Das Projekt zielt darauf ab, die gesundheitliche Lage von Männern durch bessere gesundheitliche Grundbildung zu verbessern. Dazu sollen Multiplikator:innen sensibilisiert und qualifiziert werden, um ein speziell entwickeltes Ausbildungskonzept zur Gesundheitsbildung von Männern in ihrer Praxis umzusetzen. Dieses ist frei zugänglich auf einer eigenen Plattform mit allgemeinverständlichen Einführungstexten, Dos und Don’ts sowie detaillierten Methodenvorschlägen. Siehe: https://www.elearning-politik.net/moodle39/course/view.php?id=1264
Christoph Schwamm vom Institut für Geschichte und Ethik der Medizin Heidelberg bereicherte das Treffen mit zwei Anschauungsobjekten aus der medizinhistorischen Sammlung des Instituts – dem „Erlanger Apparat“ und einem anatomischen Atlas, Nachdruck von Vesalius‘ De humani corporis fabrica von 1543.
Der „Erlanger Apparat“ war ein in der Universitätsklinik Erlangen entwickeltes Gerät zur Behandlung von sogenannten Kriegszitterern – Soldaten mit Traumafolgen oder Kriegsneurosen des Ersten Weltkriegs, auch als „Granatschock“ bezeichnet. Die Methode, die versuchte, psychische Leiden wie PTBS mittels Elektroschocks zu „heilen“, war umstritten und wird heute stark kritisiert.
Stefan Beier, ein Gründungsmitglied des Netzwerks, hatte daran gedacht, dass das Netzwerk am 7. November 2025 sein 20-jähriges Jubiläum hatte. Ein Grund zur Freude – und für einen Sekt.
Im Anschluss wurden folgende Netzwerkthemen besprochen:
- Der Webauftritt des Netzwerks ist jetzt werbefrei.
- Das bringt Kosten von ca. 90 Euro/Jahr mit sich. Es wurde vereinbart, diese zukünftig bei der Teilnahmegebühr für Fachtag/Netzwerktreffen einzukalkulieren.
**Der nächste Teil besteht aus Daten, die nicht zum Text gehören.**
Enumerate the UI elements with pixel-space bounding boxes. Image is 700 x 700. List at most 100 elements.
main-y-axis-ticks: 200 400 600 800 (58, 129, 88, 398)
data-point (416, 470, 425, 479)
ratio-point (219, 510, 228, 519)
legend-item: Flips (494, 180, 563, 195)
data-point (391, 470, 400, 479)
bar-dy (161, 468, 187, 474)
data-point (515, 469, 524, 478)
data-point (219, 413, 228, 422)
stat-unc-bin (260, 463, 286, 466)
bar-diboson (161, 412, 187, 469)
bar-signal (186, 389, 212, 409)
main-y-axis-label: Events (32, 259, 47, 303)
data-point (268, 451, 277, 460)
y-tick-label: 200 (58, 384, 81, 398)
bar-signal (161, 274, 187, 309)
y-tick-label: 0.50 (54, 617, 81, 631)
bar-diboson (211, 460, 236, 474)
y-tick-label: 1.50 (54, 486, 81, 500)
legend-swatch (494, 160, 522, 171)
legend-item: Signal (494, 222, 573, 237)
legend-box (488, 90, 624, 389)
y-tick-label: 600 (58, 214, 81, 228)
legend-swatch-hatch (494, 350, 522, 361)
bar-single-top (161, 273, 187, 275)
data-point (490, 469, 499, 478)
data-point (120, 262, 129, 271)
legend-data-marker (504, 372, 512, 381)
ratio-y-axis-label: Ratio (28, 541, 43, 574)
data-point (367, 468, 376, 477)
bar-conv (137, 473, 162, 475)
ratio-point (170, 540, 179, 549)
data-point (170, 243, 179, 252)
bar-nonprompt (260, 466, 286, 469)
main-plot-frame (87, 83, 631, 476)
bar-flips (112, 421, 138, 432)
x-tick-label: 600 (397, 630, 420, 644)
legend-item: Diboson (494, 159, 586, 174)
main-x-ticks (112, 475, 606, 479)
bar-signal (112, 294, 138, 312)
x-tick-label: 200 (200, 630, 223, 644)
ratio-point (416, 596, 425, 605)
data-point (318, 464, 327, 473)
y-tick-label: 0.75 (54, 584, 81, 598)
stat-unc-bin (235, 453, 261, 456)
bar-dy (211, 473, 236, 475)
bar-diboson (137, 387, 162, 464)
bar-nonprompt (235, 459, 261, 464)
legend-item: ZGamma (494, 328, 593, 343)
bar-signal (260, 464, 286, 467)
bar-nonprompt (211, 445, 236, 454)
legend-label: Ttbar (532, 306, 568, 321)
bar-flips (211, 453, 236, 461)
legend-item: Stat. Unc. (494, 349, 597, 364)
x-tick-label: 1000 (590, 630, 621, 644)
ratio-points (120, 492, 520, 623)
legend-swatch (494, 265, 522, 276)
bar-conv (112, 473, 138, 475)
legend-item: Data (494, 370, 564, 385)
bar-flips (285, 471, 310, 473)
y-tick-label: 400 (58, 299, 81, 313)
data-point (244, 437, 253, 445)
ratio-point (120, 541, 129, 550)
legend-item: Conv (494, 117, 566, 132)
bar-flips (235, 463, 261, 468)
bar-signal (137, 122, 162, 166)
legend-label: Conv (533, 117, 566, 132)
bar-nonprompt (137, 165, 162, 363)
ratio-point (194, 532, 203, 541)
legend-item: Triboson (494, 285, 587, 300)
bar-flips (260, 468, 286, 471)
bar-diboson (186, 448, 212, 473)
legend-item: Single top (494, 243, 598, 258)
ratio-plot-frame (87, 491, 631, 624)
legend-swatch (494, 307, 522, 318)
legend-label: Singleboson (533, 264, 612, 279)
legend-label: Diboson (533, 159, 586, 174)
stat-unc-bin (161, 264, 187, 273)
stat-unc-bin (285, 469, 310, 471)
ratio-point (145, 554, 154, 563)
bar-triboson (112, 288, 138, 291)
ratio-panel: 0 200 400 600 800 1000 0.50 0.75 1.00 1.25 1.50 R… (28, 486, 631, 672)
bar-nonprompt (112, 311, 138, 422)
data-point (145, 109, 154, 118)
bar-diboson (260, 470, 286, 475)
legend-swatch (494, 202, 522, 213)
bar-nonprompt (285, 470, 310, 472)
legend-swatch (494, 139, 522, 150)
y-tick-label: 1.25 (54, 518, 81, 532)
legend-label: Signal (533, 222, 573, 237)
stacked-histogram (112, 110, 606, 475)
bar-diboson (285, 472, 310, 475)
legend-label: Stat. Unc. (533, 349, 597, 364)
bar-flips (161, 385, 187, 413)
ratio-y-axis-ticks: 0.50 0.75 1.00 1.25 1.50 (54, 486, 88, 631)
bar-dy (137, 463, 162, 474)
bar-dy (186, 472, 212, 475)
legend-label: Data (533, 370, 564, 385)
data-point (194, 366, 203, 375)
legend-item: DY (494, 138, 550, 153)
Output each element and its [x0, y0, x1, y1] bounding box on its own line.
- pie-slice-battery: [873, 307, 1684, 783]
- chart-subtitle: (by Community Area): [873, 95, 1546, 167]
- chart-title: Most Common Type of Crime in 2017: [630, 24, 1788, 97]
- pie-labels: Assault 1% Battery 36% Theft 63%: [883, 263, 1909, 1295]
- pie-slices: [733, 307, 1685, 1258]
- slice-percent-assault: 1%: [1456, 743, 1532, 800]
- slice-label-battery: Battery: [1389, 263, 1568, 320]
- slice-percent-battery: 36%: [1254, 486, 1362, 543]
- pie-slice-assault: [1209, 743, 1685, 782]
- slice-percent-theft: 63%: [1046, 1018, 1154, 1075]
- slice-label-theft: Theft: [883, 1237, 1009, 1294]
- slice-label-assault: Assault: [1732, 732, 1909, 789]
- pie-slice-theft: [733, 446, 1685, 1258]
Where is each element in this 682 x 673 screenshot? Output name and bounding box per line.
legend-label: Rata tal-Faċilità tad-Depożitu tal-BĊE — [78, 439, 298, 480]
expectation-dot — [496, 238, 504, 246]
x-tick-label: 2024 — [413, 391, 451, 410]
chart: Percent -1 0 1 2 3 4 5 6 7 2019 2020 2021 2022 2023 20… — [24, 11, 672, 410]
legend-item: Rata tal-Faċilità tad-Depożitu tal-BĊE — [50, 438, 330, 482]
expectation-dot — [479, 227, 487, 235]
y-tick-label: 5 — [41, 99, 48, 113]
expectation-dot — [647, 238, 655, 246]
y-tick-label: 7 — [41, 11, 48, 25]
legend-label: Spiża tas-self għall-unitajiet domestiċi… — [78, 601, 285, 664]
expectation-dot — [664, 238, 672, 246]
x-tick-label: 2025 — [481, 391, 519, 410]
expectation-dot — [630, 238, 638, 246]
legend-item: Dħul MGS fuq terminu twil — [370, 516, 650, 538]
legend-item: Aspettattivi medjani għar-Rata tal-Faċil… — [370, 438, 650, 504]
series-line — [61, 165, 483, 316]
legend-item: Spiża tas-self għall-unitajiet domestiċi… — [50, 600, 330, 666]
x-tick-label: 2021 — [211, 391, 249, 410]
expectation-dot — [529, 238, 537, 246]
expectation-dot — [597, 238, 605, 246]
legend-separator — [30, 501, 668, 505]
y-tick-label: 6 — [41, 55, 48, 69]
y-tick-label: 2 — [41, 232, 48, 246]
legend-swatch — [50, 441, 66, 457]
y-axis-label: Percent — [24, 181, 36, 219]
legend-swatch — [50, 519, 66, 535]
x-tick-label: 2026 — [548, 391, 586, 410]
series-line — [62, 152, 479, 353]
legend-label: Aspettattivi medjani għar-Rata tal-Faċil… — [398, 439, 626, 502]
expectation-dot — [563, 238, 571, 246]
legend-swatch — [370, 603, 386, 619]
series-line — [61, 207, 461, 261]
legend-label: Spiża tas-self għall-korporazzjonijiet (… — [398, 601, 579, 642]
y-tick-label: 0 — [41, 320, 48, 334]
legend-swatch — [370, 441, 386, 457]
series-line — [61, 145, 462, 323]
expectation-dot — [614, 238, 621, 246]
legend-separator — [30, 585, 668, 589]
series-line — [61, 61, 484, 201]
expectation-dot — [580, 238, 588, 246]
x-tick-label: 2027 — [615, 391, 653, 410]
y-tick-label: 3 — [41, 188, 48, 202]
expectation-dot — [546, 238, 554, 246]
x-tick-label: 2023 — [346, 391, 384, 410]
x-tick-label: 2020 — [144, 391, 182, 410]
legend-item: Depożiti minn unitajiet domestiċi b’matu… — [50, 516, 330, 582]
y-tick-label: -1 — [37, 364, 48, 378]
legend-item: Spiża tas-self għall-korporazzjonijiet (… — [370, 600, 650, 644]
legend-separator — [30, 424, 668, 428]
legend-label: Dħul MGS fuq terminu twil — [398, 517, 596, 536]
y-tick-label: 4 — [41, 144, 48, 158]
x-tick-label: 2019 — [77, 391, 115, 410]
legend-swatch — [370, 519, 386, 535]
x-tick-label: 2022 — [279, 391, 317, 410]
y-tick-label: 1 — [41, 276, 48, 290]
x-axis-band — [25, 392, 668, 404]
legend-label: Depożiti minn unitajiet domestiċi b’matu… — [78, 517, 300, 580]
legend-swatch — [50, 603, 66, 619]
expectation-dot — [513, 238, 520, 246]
- Wie weiter mit den Ergebnissen und Forderungen des 6. Männergesundheitsberichts der Stiftung Männergesundheit „Gewalterfahrungen von Jungen und Männern und Folgen für ihre Gesundheit“?
- Publikation der Abstracts in Deutsch und Englisch ist geplant
- Social-Media-Beiträge zu Berichtsinhalten durch die Bundesfach- und Koordinierungsstelle Männergewaltschutz (BFKM)
- Thema proaktiv platzieren, Interview-Anfragen bedienen
- Ergebnisse auf wissenschaftliche Kongresse und Fachtagungen bringen
- Wie geht’s weiter mit Aktionsformaten, die wir mit bedient haben, wie der Internationalen Männergesundheitswoche, dem internationalen Männertag, dem Tag der ungleichen Lebenserwartung?
- Männergesundheitswoche: noch kein offizielles Thema bekannt, in B-W werden vsl. die Themen Männerschuppen und Einsamkeit aufgegriffen, dazu auch die 1. Stuttgarter Männerwanderung und ein eigener Fachtag am 11.11. in Stuttgart
- Tag der ungleichen Lebenserwartung: in 2025 keine eigene Kampagne der Stiftung Männergesundheit, stattdessen Konzentration auf Publicity für den 6. Männergesundheitsbericht – 2026 noch offen
- Internationaler Männertag 19.11.: mittlerweile gut etabliert, wenn auch in gewisser Konkurrenz zum Weltmännertag am 03.11. – gut geeignet für eigene Aktionen und Veranstaltungen vor Ort
- Männergesundheit im Rahmen des Bundesinstituts für Öffentliche Gesundheit (BIÖG)
- Der unter „Qualität“ gelistete Fachbeirat des Männergesundheitsportals des BIÖG existiert de facto nicht mehr.
- Es wurde verabredet, dass sich Stefan Beier und Anne Starker (als gelistete Mitglieder) beim BIÖG melden und eine Löschung anregen. Sie wollen auch die anderen Mitglieder aus unseren Zusammenhängen darauf ansprechen.
- Fact-Sheets zur Männergesundheit
- Geplant und in Bearbeitung sind zwei Fact-Sheets zur „Teilnahme von Männern anFrüherkennungsuntersuchungen“ und zur „Lebenserwartungsdifferenz zwischen Männern und Frauen“, die in Zusammenarbeit von Gunter Neubauer, Philipp Hausmann, Juliane Rahl und Anne Starker weiter ausgearbeitet und im Lauf des ersten Halbjahrs 2026 fertiggestellt werden sollen.
Das nächste Netzwerktreffen ist für das Frühjahr 2027 in Sachsen geplant, Ort und Zeit werden rechtzeitig bekannt gegeben. In die Vorbereitung steigen Torsten Siegemund und Stefan Beier mit ein. Für die Koordination haben sich Gunter Neubauer, Juliane Rahl und Anne Starker gemeldet. Weitere Unterstützer:innen aus dem Netzwerk sind herzlich eingeladen, sich aktiv einzubringen.
Allen Beteiligten und dem Vorbereitungsteam ein herzlicher Dank!